TEMPO.CO, Yogakarta - Tembi Rumah Budaya akan memperingati jejak sastrawan Linus Suryadi AG lewat acara Sastra Bulan Purnama edisi 19, di Jalan Parangtritis Km 8,5, Tembi, Sewon, Bantul Yogyakarta, Selasa malam, 26 Maret 2013. “Puisinya liris dan masih relevan dengan kondisi sosial saat ini,” kata koordinator acara Ons Untoro, Senin, 25 Maret 2013.
Ons menjelaskan, pilihan atas karya Linus, selain karena penyair yang wafat 14 tahun lalu ini lahir pada 3 Maret, juga karena Linus merupakan generasi Persada Studi Klub yang hingga akhir hayatnya masih konsisten menulis sajak. “Bahkan sebelum meninggal Linus masih menyelesaikan prosa lirik terbaru yang diberi judul Kisah Dewi Anjani dan prosa itu belum terselesaikan,” kata Ons Untoro.
Pada acara bertajuk "Membaca Puisi Membaca Linus" ini sejumlah penyair muda yang belum pernah bertemu langsung dengan Linus akan membaca puisi karya Linus, antara lain puisi berjudul Bunga Nirwana, Musim Rontok, Ibunda, dan Kembang Tunjung. Selain itu, akan dibaca esei pendek tentang Linus karya Kris Budiman. Di dalam esai itu, terdapat tiga puisi; Maria dari Magdalena, Doa Pagi, dan Doa Malam.
Sahabat Linus, Helga Korda dan Anggi Minarni, juga dijadwalkan turut membacakan sajaknya. Helga akan membaca dua karya Linus: Lingga dan Yoni (1) dan Ibu di Desa. Puisi itu berkisah tentang bagaimana seorang perempuan tradisional yang tinggal di desa mengenal modernisasi. “Ibu itu mengenal modernitas melalui televisi,” kata Ons. Adapun Anggi membaca tiga puisi; Elegi, Baron, dan Gereja St. Albertinus Jetis. “Puisi Linus religius dan berkaitan dengan persoalan sosial.”
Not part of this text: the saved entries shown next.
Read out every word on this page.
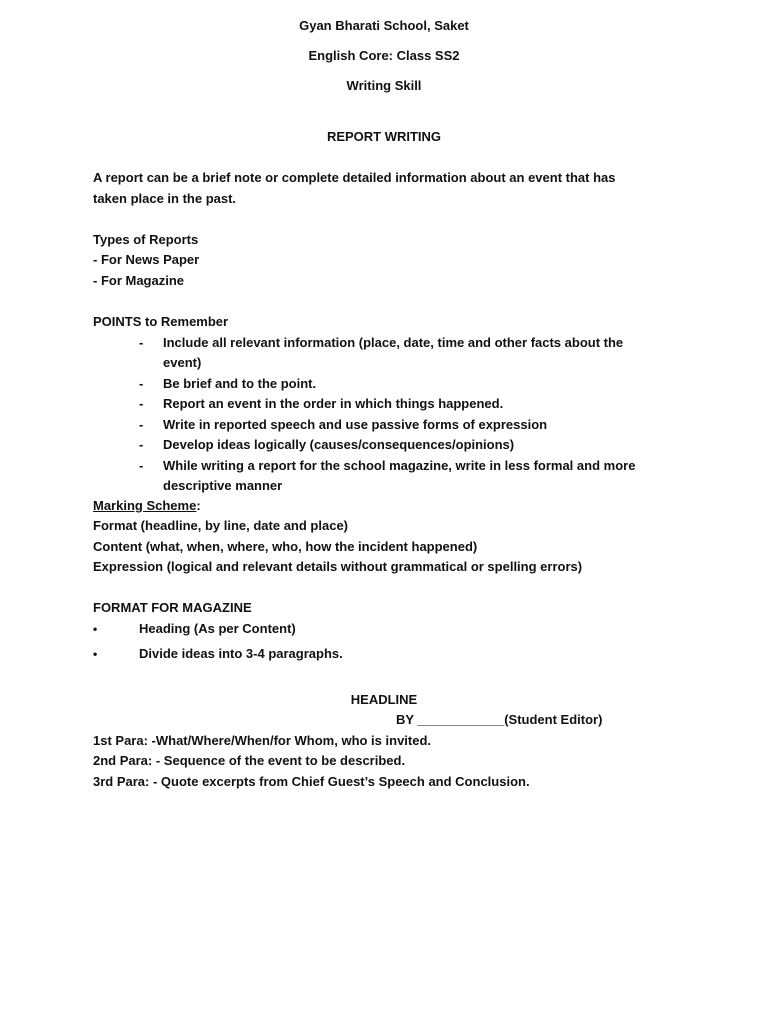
Gyan Bharati School, Saket
English Core: Class SS2
Writing Skill
REPORT WRITING
A report can be a brief note or complete detailed information about an event that has
taken place in the past.
Types of Reports
- For News Paper
- For Magazine
POINTS to Remember
- Include all relevant information (place, date, time and other facts about the
event)
- Be brief and to the point.
- Report an event in the order in which things happened.
- Write in reported speech and use passive forms of expression
- Develop ideas logically (causes/consequences/opinions)
- While writing a report for the school magazine, write in less formal and more
descriptive manner
Marking Scheme:
Format (headline, by line, date and place)
Content (what, when, where, who, how the incident happened)
Expression (logical and relevant details without grammatical or spelling errors)
FORMAT FOR MAGAZINE
•	Heading (As per Content)
•	Divide ideas into 3-4 paragraphs.
HEADLINE
BY ____________(Student Editor)
1st Para: -What/Where/When/for Whom, who is invited.
2nd Para: - Sequence of the event to be described.
3rd Para: - Quote excerpts from Chief Guest’s Speech and Conclusion.
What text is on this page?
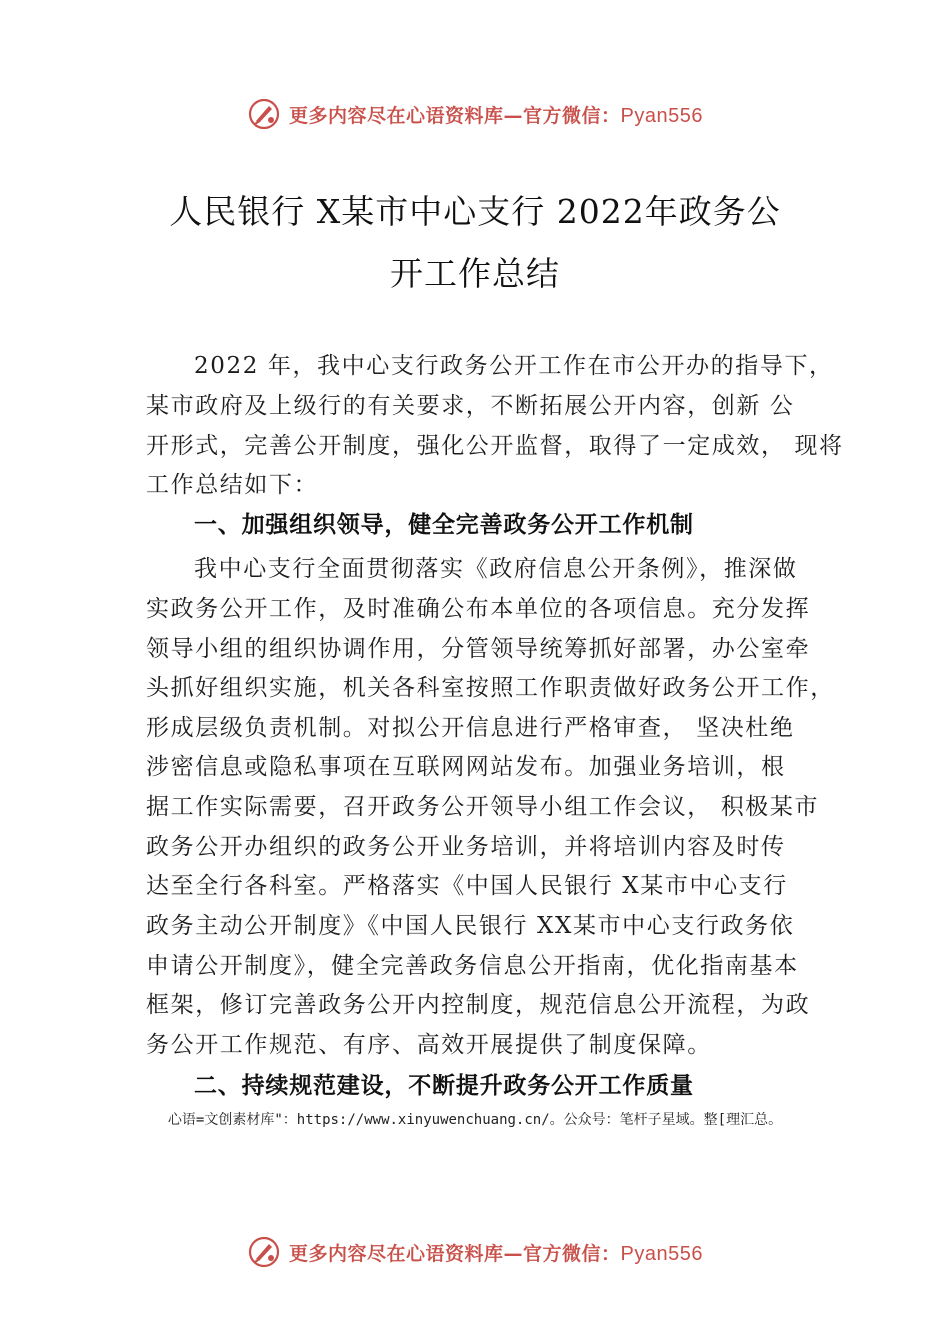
更多内容尽在心语资料库—官方微信：Pyan556
人民银行 X某市中心支行 2022年政务公
开工作总结
2022 年，我中心支行政务公开工作在市公开办的指导下，
某市政府及上级行的有关要求，不断拓展公开内容，创新 公
开形式，完善公开制度，强化公开监督，取得了一定成效， 现将
工作总结如下：
一、加强组织领导，健全完善政务公开工作机制
我中心支行全面贯彻落实《政府信息公开条例》，推深做
实政务公开工作，及时准确公布本单位的各项信息。充分发挥
领导小组的组织协调作用，分管领导统筹抓好部署，办公室牵
头抓好组织实施，机关各科室按照工作职责做好政务公开工作，
形成层级负责机制。对拟公开信息进行严格审查， 坚决杜绝
涉密信息或隐私事项在互联网网站发布。加强业务培训，根
据工作实际需要，召开政务公开领导小组工作会议， 积极某市
政务公开办组织的政务公开业务培训，并将培训内容及时传
达至全行各科室。严格落实《中国人民银行 X某市中心支行
政务主动公开制度》《中国人民银行 XX某市中心支行政务依
申请公开制度》，健全完善政务信息公开指南，优化指南基本
框架，修订完善政务公开内控制度，规范信息公开流程，为政
务公开工作规范、有序、高效开展提供了制度保障。
二、持续规范建设，不断提升政务公开工作质量
心语=文创素材库"：https://www.xinyuwenchuang.cn/。公众号：笔杆子星域。整[理汇总。
更多内容尽在心语资料库—官方微信：Pyan556
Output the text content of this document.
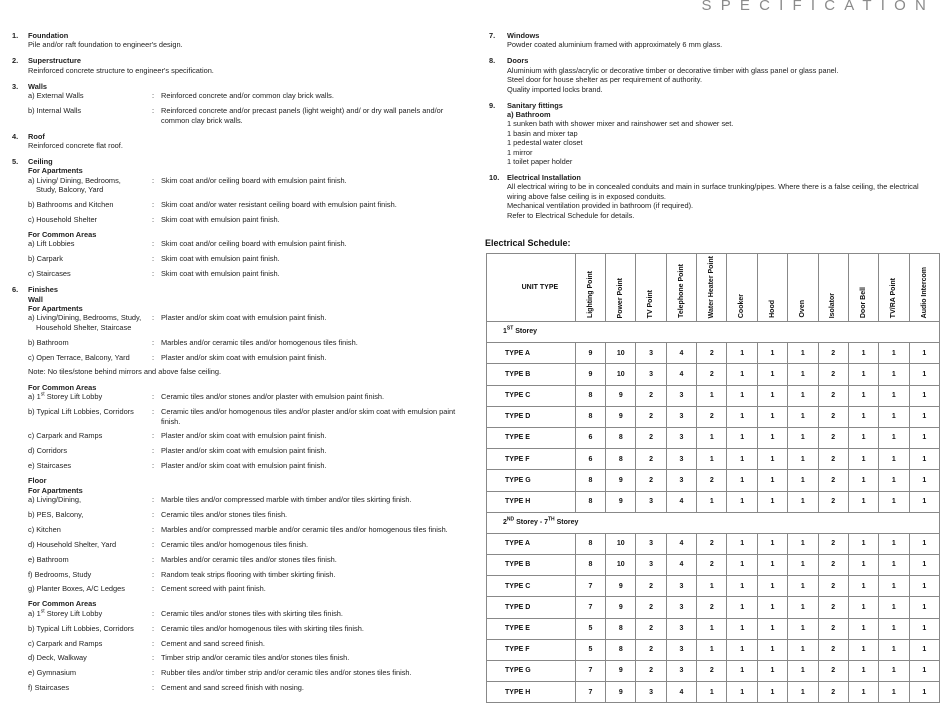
SPECIFICATION
1. Foundation
Pile and/or raft foundation to engineer's design.
2. Superstructure
Reinforced concrete structure to engineer's specification.
3. Walls
a) External Walls	: Reinforced concrete and/or common clay brick walls.
b) Internal Walls	: Reinforced concrete and/or precast panels (light weight) and/ or dry wall panels and/or common clay brick walls.
4. Roof
Reinforced concrete flat roof.
5. Ceiling
For Apartments
a) Living/ Dining, Bedrooms,
Study, Balcony, Yard
: Skim coat and/or ceiling board with emulsion paint finish.
b) Bathrooms and Kitchen	: Skim coat and/or water resistant ceiling board with emulsion paint finish.
c) Household Shelter	: Skim coat with emulsion paint finish.
For Common Areas
a) Lift Lobbies	: Skim coat and/or ceiling board with emulsion paint finish.
b) Carpark	: Skim coat with emulsion paint finish.
c) Staircases	: Skim coat with emulsion paint finish.
6. Finishes
Wall
For Apartments
a) Living/Dining, Bedrooms, Study,
Household Shelter, Staircase
: Plaster and/or skim coat with emulsion paint finish.
b) Bathroom	: Marbles and/or ceramic tiles and/or homogenous tiles finish.
c) Open Terrace, Balcony, Yard	: Plaster and/or skim coat with emulsion paint finish.
Note: No tiles/stone behind mirrors and above false ceiling.
For Common Areas
a) 1st Storey Lift Lobby	: Ceramic tiles and/or stones and/or plaster with emulsion paint finish.
b) Typical Lift Lobbies, Corridors	: Ceramic tiles and/or homogenous tiles and/or plaster and/or skim coat with emulsion paint finish.
c) Carpark and Ramps	: Plaster and/or skim coat with emulsion paint finish.
d) Corridors	: Plaster and/or skim coat with emulsion paint finish.
e) Staircases	: Plaster and/or skim coat with emulsion paint finish.
Floor
For Apartments
a) Living/Dining,	: Marble tiles and/or compressed marble with timber and/or tiles skirting finish.
b) PES, Balcony,	: Ceramic tiles and/or stones tiles finish.
c) Kitchen	: Marbles and/or compressed marble and/or ceramic tiles and/or homogenous tiles finish.
d) Household Shelter, Yard	: Ceramic tiles and/or homogenous tiles finish.
e) Bathroom	: Marbles and/or ceramic tiles and/or stones tiles finish.
f) Bedrooms, Study	: Random teak strips flooring with timber skirting finish.
g) Planter Boxes, A/C Ledges	: Cement screed with paint finish.
For Common Areas
a) 1st Storey Lift Lobby	: Ceramic tiles and/or stones tiles with skirting tiles finish.
b) Typical Lift Lobbies, Corridors	: Ceramic tiles and/or homogenous tiles with skirting tiles finish.
c) Carpark and Ramps	: Cement and sand screed finish.
d) Deck, Walkway	: Timber strip and/or ceramic tiles and/or stones tiles finish.
e) Gymnasium	: Rubber tiles and/or timber strip and/or ceramic tiles and/or stones tiles finish.
f) Staircases	: Cement and sand screed finish with nosing.
7. Windows

Powder coated aluminium framed with approximately 6 mm glass.

8. Doors

Aluminium with glass/acrylic or decorative timber or decorative timber with glass panel or glass panel.

Steel door for house shelter as per requirement of authority.

Quality imported locks brand.

9. Sanitary fittings
a) Bathroom

1 sunken bath with shower mixer and rainshower set and shower set.

1 basin and mixer tap

1 pedestal water closet

1 mirror

1 toilet paper holder

10. Electrical Installation

All electrical wiring to be in concealed conduits and main in surface trunking/pipes. Where there is a false ceiling, the electrical wiring above false ceiling is in exposed conduits.

Mechanical ventilation provided in bathroom (if required).

Refer to Electrical Schedule for details.

Electrical Schedule:
UNIT TYPE	Lighting Point	Power Point	TV Point	Telephone Point	Water Heater Point	Cooker	Hood	Oven	Isolator	Door Bell	TV/RA Point	Audio Intercom

1ST Storey												
TYPE A	9	10	3	4	2	1	1	1	2	1	1	1
TYPE B	9	10	3	4	2	1	1	1	2	1	1	1
TYPE C	8	9	2	3	1	1	1	1	2	1	1	1
TYPE D	8	9	2	3	2	1	1	1	2	1	1	1
TYPE E	6	8	2	3	1	1	1	1	2	1	1	1
TYPE F	6	8	2	3	1	1	1	1	2	1	1	1
TYPE G	8	9	2	3	2	1	1	1	2	1	1	1
TYPE H	8	9	3	4	1	1	1	1	2	1	1	1
2ND Storey - 7TH Storey												
TYPE A	8	10	3	4	2	1	1	1	2	1	1	1
TYPE B	8	10	3	4	2	1	1	1	2	1	1	1
TYPE C	7	9	2	3	1	1	1	1	2	1	1	1
TYPE D	7	9	2	3	2	1	1	1	2	1	1	1
TYPE E	5	8	2	3	1	1	1	1	2	1	1	1
TYPE F	5	8	2	3	1	1	1	1	2	1	1	1
TYPE G	7	9	2	3	2	1	1	1	2	1	1	1
TYPE H	7	9	3	4	1	1	1	1	2	1	1	1
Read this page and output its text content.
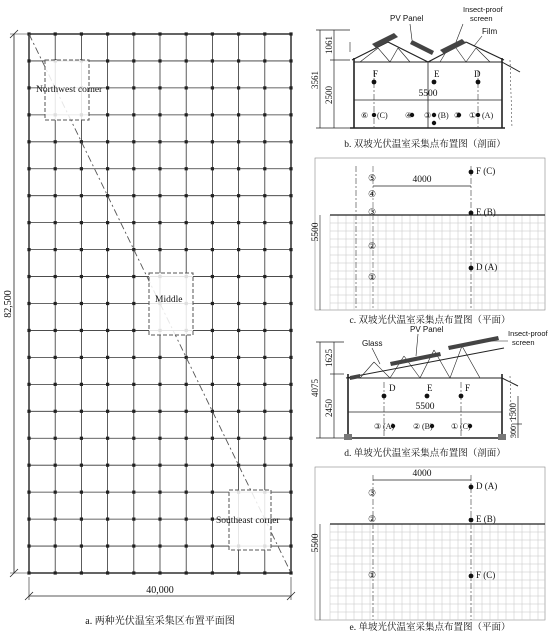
Northwest corner
Middle
Southeast corner
82,500
40,000
a. 两种光伏温室采集区布置平面图
PV Panel
Insect-proof screen
Film
F	E	D
5500
⑥ (C) ④ ③ (B) ② ① (A)
3561
1061
2500
b. 双坡光伏温室采集点布置图（剖面）
4000
5500
F (C)
E (B)
D (A)
⑤
④
③
②
①
c. 双坡光伏温室采集点布置图（平面）
Glass
PV Panel	Insect-proof screen
D	E	F
5500
③ (A) ② (B) ① (C)
4075
1625
2450	1500
300
d. 单坡光伏温室采集点布置图（剖面）
4000
5500
D (A)
E (B)
F (C)
③
②
①
e. 单坡光伏温室采集点布置图（平面）
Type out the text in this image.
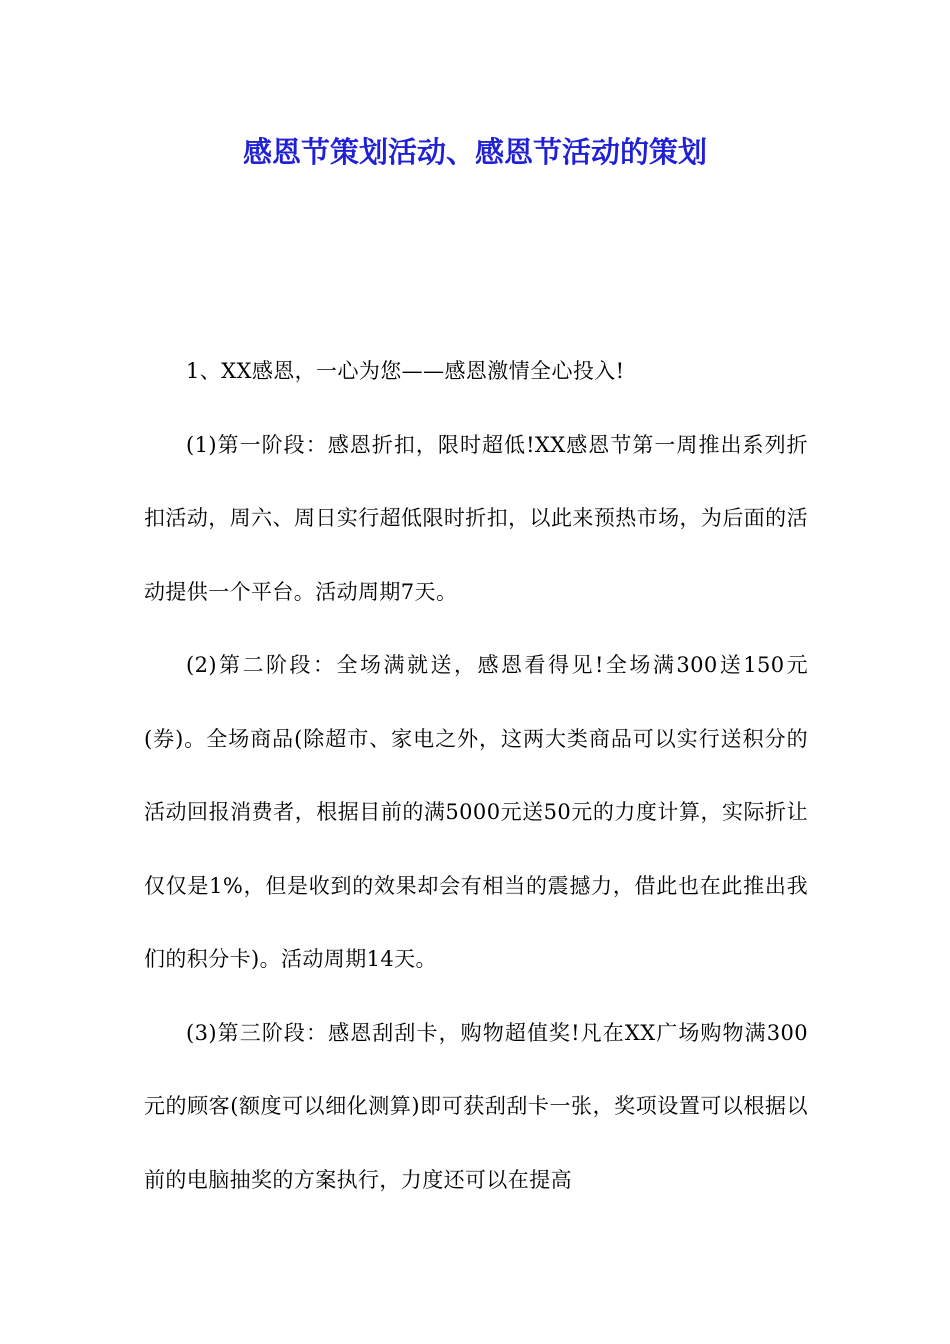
感恩节策划活动、感恩节活动的策划

1、XX感恩，一心为您——感恩激情全心投入!

(1)第一阶段：感恩折扣，限时超低!XX感恩节第一周推出系列折扣活动，周六、周日实行超低限时折扣，以此来预热市场，为后面的活动提供一个平台。活动周期7天。

(2)第二阶段：全场满就送，感恩看得见!全场满300送150元(券)。全场商品(除超市、家电之外，这两大类商品可以实行送积分的活动回报消费者，根据目前的满5000元送50元的力度计算，实际折让仅仅是1%，但是收到的效果却会有相当的震撼力，借此也在此推出我们的积分卡)。活动周期14天。

(3)第三阶段：感恩刮刮卡，购物超值奖!凡在XX广场购物满300元的顾客(额度可以细化测算)即可获刮刮卡一张，奖项设置可以根据以前的电脑抽奖的方案执行，力度还可以在提高
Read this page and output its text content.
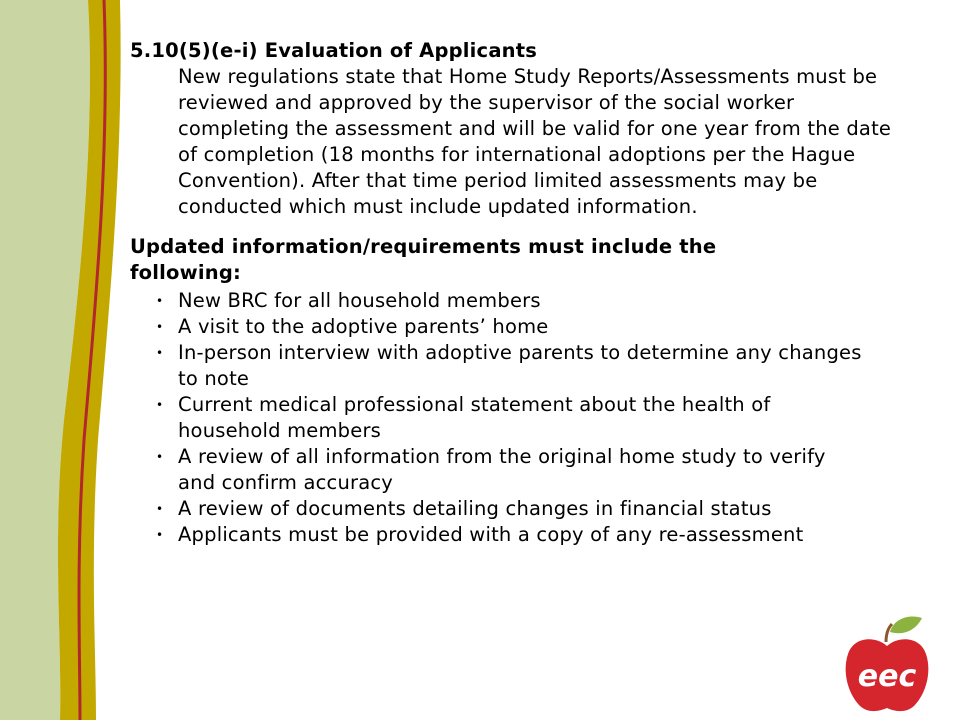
5.10(5)(e-i) Evaluation of Applicants

New regulations state that Home Study Reports/Assessments must be reviewed and approved by the supervisor of the social worker completing the assessment and will be valid for one year from the date of completion (18 months for international adoptions per the Hague Convention). After that time period limited assessments may be conducted which must include updated information.

Updated information/requirements must include the following:

• New BRC for all household members
• A visit to the adoptive parents’ home
• In-person interview with adoptive parents to determine any changes to note
• Current medical professional statement about the health of household members
• A review of all information from the original home study to verify and confirm accuracy
• A review of documents detailing changes in financial status
• Applicants must be provided with a copy of any re-assessment
eec
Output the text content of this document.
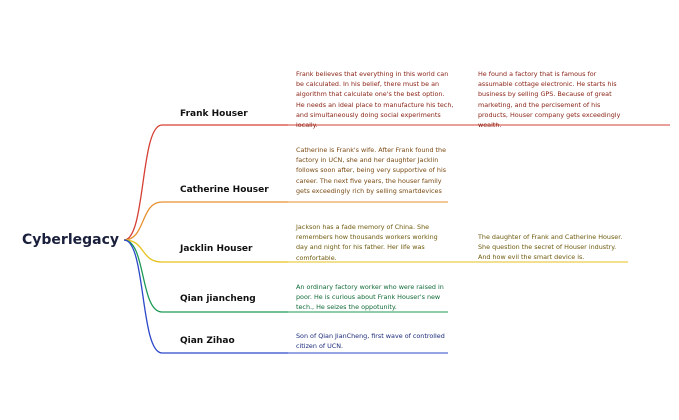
Cyberlegacy
Frank Houser
Frank believes that everything in this world can be calculated. In his belief, there must be an algorithm that calculate one's the best option. He needs an ideal place to manufacture his tech, and simultaneously doing social experiments locally.
He found a factory that is famous for assumable cottage electronic. He starts his business by selling GPS. Because of great marketing, and the percisement of his products, Houser company gets exceedingly wealth.
Catherine Houser
Catherine is Frank's wife. After Frank found the factory in UCN, she and her daughter Jacklin follows soon after, being very supportive of his career. The next five years, the houser family gets exceedingly rich by selling smartdevices
Jacklin Houser
Jackson has a fade memory of China. She remembers how thousands workers working day and night for his father. Her life was comfortable.
The daughter of Frank and Catherine Houser. She question the secret of Houser industry. And how evil the smart device is.
Qian jiancheng
An ordinary factory worker who were raised in poor. He is curious about Frank Houser's new tech., He seizes the oppotunity.
Qian Zihao	Son of Qian JianCheng, first wave of controlled citizen of UCN.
Dua penyair dari generasi yang lebih muda, Iqbal Saputra dan Sri Suwarni Dirjo Suwarno, juga akan membacakan karya Linus. “Saya akan membaca empat karya,” kata Iqbal. Prosa liris Pengakuan Pariyem karya Linus paling terkenal dan bukunya telah dicetak ulang. Penggalan kisahnya akan dibacakan Heru Sambawa, aktor Teater Gajah Mada.
Sebagai penyair, Linus Suryadi telah melahirkan banyak buku puisi, misalnya Rumah Panggung, Kembang Tunjung, dan Tirta Kamdanu, selain menerbitkan beberapa buku kumpulan esai, seperti Regol Megal-Megol, Nafas Kebudayaan Yogya, dan Di Balik Sejumlah Nama.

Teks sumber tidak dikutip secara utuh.